Agé actuellement de moins de dix ans, X._______ n'est pas encore en
mesure de se prendre en charge seul et, donc, de vivre de manière
autonome, en sorte qu'il a besoin d'une assistance d'une personne de sa
famille.
Il résulte par ailleurs des renseignements figurant dans les pièces du
dossier que B._______ et son époux ont été jugés officiellement aptes à
accueillir l'intéressé au sein de leur foyer et été, donc, autorisés par le
Service neuchâtelois des mineurs et des tutelles, à garder ce dernier (art.
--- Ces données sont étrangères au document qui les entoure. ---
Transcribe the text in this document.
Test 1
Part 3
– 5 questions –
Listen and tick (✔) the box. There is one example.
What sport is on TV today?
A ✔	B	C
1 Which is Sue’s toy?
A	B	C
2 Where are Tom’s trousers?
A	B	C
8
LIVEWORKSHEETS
316 CC [cf. décision de cette autorité du 13 août 2008]). Les informations
fournies sur le plan scolaire révèlent que B._______ et son époux suivent
le travail accompli à l'école par X._______ et portent de l'intérêt à
l'institution scolaire dans laquelle se trouve ce dernier (cf. rapport établi le
16 décembre 2009 par les enseignantes du Collège G._______).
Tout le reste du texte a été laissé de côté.